One of the folks behind the Amethyst Engine contacted me to let me know that the engine devs were enjoying the project (as I mentioned in RLTK, I promptly supported their engine!). We talked for a bit, and he explained that since they were now maintaining Specs
(the ECS I’ve used), they felt connected to the project - and really liked how it explained the whole ECS setup and brought people into the fold. We continued to talk, they helped me with some rough spots getting the systems talking to one another (and really helped me fix up some issues resulting from my not understanding part of their project!).
2020 Outlook
I have a well-defined “finished” goal for the book, and I’m only a few chapters away. Then, it’ll be time to go back over the book and Fix All The Things - including trimming quite a few chapters that implement things that are now available in the RLTK library (some are way too hard for a tutorial, and belong in libraries; some are just tedious!). Once that’s done, it’s maintenance mode for this book.
Thanks to the book, I’ve gained a couple of consulting tasks! It’s quite unlike consulting I’ve done before: rather than writing code for clients, I’m helping clients write their own code. I really like it, I’m wondering how I can do more of it!

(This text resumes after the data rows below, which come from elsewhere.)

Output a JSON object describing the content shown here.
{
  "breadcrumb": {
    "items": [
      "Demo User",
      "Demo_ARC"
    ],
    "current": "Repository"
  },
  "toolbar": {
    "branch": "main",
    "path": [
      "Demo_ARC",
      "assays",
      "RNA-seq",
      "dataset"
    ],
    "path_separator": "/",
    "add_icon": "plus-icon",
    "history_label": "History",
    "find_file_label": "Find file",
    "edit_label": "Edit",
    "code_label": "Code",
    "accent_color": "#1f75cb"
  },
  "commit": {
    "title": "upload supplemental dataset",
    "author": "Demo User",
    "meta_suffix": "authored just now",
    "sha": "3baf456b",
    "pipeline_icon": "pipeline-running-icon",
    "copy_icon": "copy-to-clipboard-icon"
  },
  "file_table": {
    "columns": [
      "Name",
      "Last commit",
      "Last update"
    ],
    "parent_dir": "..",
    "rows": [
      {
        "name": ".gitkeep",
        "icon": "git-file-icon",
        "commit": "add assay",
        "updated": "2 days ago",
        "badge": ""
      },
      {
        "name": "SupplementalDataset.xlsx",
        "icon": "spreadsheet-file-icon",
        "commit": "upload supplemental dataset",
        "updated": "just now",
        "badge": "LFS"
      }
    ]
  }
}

There’s also the Mystery Project, which I really wish I could talk about (I don’t want to announce something that may not happen).
I believe the final version will be hosted by the Amethyst Project. We’re not 100% there on details yet, but it’s in the works. I’m not a big fan of maintaining both the server and the book, so this would be a big weight off of my mind - and since the project is so closely tied to Specs, an Amethyst project - it makes a great deal of sense.
Finally, expect to see some support for Legion - the much faster and generally better ECS successor of Specs in the future!
I’d like to quickly mention the Rust community. They are awesome! Friendly, helpful, and really patient with a C++ guy trying to learn their language. :-)
Links
Nox Futura
2020 Outlook
I basically took 2019 off from NF, so I won’t include a retrospective - but I’d like to mention that I hope to get back to it this year. I feel like the project lost its way when I looked into UE4 as a back-end; it was lovely to look at, but felt too much like trying to write underwater in a straight-jacket. So the eventual failure of One Knight has provided a valuable (if sad!) lesson.
I’m really tempted to migrate to Rust, just because I’ve found a language I love working with. If the “big secret project” falls through, I’m seriously considering using Nox Futura development as a serialized publication. It wouldn’t be that different from my Sharing Saturday essays, but would give me the opportunity to really help some people while doing what I love: making a humorous game in which everyone dies horribly.